Re: Other uses of TCPA

2002-08-04 Thread James A. Donald

--
On Sat, 3 Aug 2002, Nomen Nescio wrote:
 As an exercise, try thinking of ways you could use TCPA to
 promote good guy applications.  What could you do in a P2P
 network if you could trust that all participants were running
 approved software? And if you

I can only see one application for voluntary TCPA, and that is the
application it was designed to perform:  Make it possible run
software or content which is encrypted so that it will only run on
one computer for one time period.

All the other proposed uses, both good and evil, seem improbably
cumbersome, or easier to do in some other fashion.  There are
quite a few extremely evil uses it would be good for, but they
would only be feasible if enforced by legislation -- otherwise
people would turn the chip off, or tear it out. 

--digsig
 James A. Donald
 6YeGpsZR+nOTh/cGwvITnSR3TdzclVpR0+pr3YYQdkG
 Hzs0OpVc+bwQiFEZnMNE2zMLAXiYjMNrOWpH9WIb
 2vvlvOjPeQH/ua0E9NnfeVaLvRGnxGuIvKZGcMZdN




Re: Other uses of TCPA

2002-08-04 Thread Nomen Nescio

James Donald writes:

 I can only see one application for voluntary TCPA, and that is the
 application it was designed to perform:  Make it possible run
 software or content which is encrypted so that it will only run on
 one computer for one time period.

You've said this a few times, and while it is a plausible goal of the
designers, I don't actually see this specific capability in the TCPA spec,
nor is it mentioned in the Palladium white paper.
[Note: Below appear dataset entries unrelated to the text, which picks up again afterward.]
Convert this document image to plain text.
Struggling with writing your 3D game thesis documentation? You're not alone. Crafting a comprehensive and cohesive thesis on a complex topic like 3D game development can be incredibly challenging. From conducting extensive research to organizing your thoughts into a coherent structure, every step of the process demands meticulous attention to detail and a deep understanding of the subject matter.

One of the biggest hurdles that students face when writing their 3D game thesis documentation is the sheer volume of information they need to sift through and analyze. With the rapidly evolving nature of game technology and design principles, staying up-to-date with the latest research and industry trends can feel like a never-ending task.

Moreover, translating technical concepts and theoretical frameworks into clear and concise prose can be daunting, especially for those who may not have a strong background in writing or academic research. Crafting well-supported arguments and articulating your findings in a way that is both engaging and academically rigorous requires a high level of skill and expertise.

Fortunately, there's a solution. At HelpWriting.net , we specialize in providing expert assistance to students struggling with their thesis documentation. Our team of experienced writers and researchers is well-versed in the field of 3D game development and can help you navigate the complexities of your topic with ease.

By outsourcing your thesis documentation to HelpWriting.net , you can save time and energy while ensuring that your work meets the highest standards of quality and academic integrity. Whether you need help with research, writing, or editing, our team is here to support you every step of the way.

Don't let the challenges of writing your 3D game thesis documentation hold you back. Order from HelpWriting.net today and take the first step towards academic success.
For TCPA, you'd have to have the software as a blob which is encrypted
to some key that is locked in the TPM.  But the problem is that the
endorsement key is never leaked except to the Privacy CA, so the content
provider can't encrypt to that key.  Then there are Identity keys which
are short-term generated keys that get signed by the Privacy CA, but
these are primarily used to prove that you are running a TCPA system.
I'm not even sure if they are decryption keys.  In any case they are
supposed to be relatively transient.  You get a new one each time you go
online so that your web activities are not linkable.  So I don't think
Identity keys would be very suitable for locking software too, either.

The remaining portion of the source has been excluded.